ABSTRACT

Reviewing the existing literature on informal work that has drawn a distinction between men’s and women’s endeavor in this realm, it will be here shown that most studies do little more than identify the amount of informal work undertaken by men and women, whether one gender participates in such work to a greater extent than the other and/or whether there are gender inequalities in informal wages (e.g., Fortin et al., 1996; Hellberger and Schwarz, 1986; Lemieux et al., 1994; Leonard, 1994; McInnis-Dittrich, 1995; Van Eck and Kazemeier, 1989). On the whole, the work relations and motives underpinning the informal work undertaken by men and women have not been investigated. Instead, it is more often the case that such relations and rationales are simply read off from other findings such as their wage levels. Take, for example, women’s informal employment.

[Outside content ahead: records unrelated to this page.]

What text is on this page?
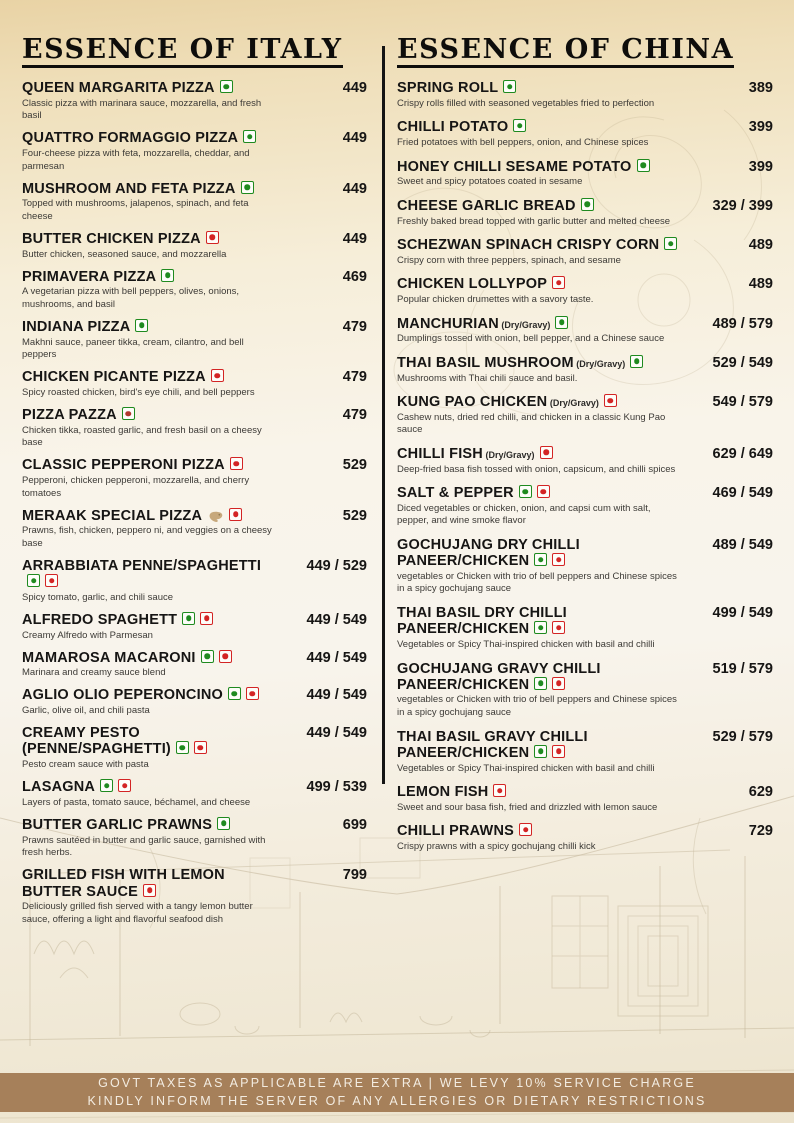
ESSENCE OF ITALY
QUEEN MARGARITA PIZZA
Classic pizza with marinara sauce, mozzarella, and fresh basil
449
QUATTRO FORMAGGIO PIZZA
Four-cheese pizza with feta, mozzarella, cheddar, and parmesan
449
MUSHROOM AND FETA PIZZA
Topped with mushrooms, jalapenos, spinach, and feta cheese
449
BUTTER CHICKEN PIZZA
Butter chicken, seasoned sauce, and mozzarella
449
PRIMAVERA PIZZA
A vegetarian pizza with bell peppers, olives, onions, mushrooms, and basil
469
INDIANA PIZZA
Makhni sauce, paneer tikka, cream, cilantro, and bell peppers
479
CHICKEN PICANTE PIZZA
Spicy roasted chicken, bird's eye chili, and bell peppers
479
PIZZA PAZZA
Chicken tikka, roasted garlic, and fresh basil on a cheesy base
479
CLASSIC PEPPERONI PIZZA
Pepperoni, chicken pepperoni, mozzarella, and cherry tomatoes
529
MERAAK SPECIAL PIZZA
Prawns, fish, chicken, peppero ni, and veggies on a cheesy base
529
ARRABBIATA PENNE/SPAGHETTI
Spicy tomato, garlic, and chili sauce
449 / 529
ALFREDO SPAGHETT
Creamy Alfredo with Parmesan
449 / 549
MAMAROSA MACARONI
Marinara and creamy sauce blend
449 / 549
AGLIO OLIO PEPERONCINO
Garlic, olive oil, and chili pasta
449 / 549
CREAMY PESTO (PENNE/SPAGHETTI)
Pesto cream sauce with pasta
449 / 549
LASAGNA
Layers of pasta, tomato sauce, béchamel, and cheese
499 / 539
BUTTER GARLIC PRAWNS
Prawns sautéed in butter and garlic sauce, garnished with fresh herbs.
699
GRILLED FISH WITH LEMON BUTTER SAUCE
Deliciously grilled fish served with a tangy lemon butter sauce, offering a light and flavorful seafood dish
799
ESSENCE OF CHINA
SPRING ROLL
Crispy rolls filled with seasoned vegetables fried to perfection
389
CHILLI POTATO
Fried potatoes with bell peppers, onion, and Chinese spices
399
HONEY CHILLI SESAME POTATO
Sweet and spicy potatoes coated in sesame
399
CHEESE GARLIC BREAD
Freshly baked bread topped with garlic butter and melted cheese
329 / 399
SCHEZWAN SPINACH CRISPY CORN
Crispy corn with three peppers, spinach, and sesame
489
CHICKEN LOLLYPOP
Popular chicken drumettes with a savory taste.
489
MANCHURIAN (Dry/Gravy)
Dumplings tossed with onion, bell pepper, and a Chinese sauce
489 / 579
THAI BASIL MUSHROOM (Dry/Gravy)
Mushrooms with Thai chili sauce and basil.
529 / 549
KUNG PAO CHICKEN (Dry/Gravy)
Cashew nuts, dried red chilli, and chicken in a classic Kung Pao sauce
549 / 579
CHILLI FISH (Dry/Gravy)
Deep-fried basa fish tossed with onion, capsicum, and chilli spices
629 / 649
SALT & PEPPER
Diced vegetables or chicken, onion, and capsi cum with salt, pepper, and wine smoke flavor
469 / 549
GOCHUJANG DRY CHILLI PANEER/CHICKEN
vegetables or Chicken with trio of bell peppers and Chinese spices in a spicy gochujang sauce
489 / 549
THAI BASIL DRY CHILLI PANEER/CHICKEN
Vegetables or Spicy Thai-inspired chicken with basil and chilli
499 / 549
GOCHUJANG GRAVY CHILLI PANEER/CHICKEN
vegetables or Chicken with trio of bell peppers and Chinese spices in a spicy gochujang sauce
519 / 579
THAI BASIL GRAVY CHILLI PANEER/CHICKEN
Vegetables or Spicy Thai-inspired chicken with basil and chilli
529 / 579
LEMON FISH
Sweet and sour basa fish, fried and drizzled with lemon sauce
629
CHILLI PRAWNS
Crispy prawns with a spicy gochujang chilli kick
729
GOVT TAXES AS APPLICABLE ARE EXTRA | WE LEVY 10% SERVICE CHARGE
KINDLY INFORM THE SERVER OF ANY ALLERGIES OR DIETARY RESTRICTIONS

Based on the finding that women receive relatively low wages for their informal work, such endeavor has been generally portrayed as low-paid exploitative market-like work and argued to be conducted by women for the purpose of making additional money “on the side” so as to help the household get by (e.g., Howe, 1990; Jordan et al., 1992; Leonard, 1994; MacDonald, 1994; Morris, 1987, 1995; Rowlingson et al., 1997). Indeed, such assumptions have been strongly reinforced by a raft of studies analyzing domestic service work (e.g., Anderson, 2001a,b; Boris and Prugl, 1996; Dagg, 1996; Hondagneu-Sotelo, 2001; Salmi, 1996).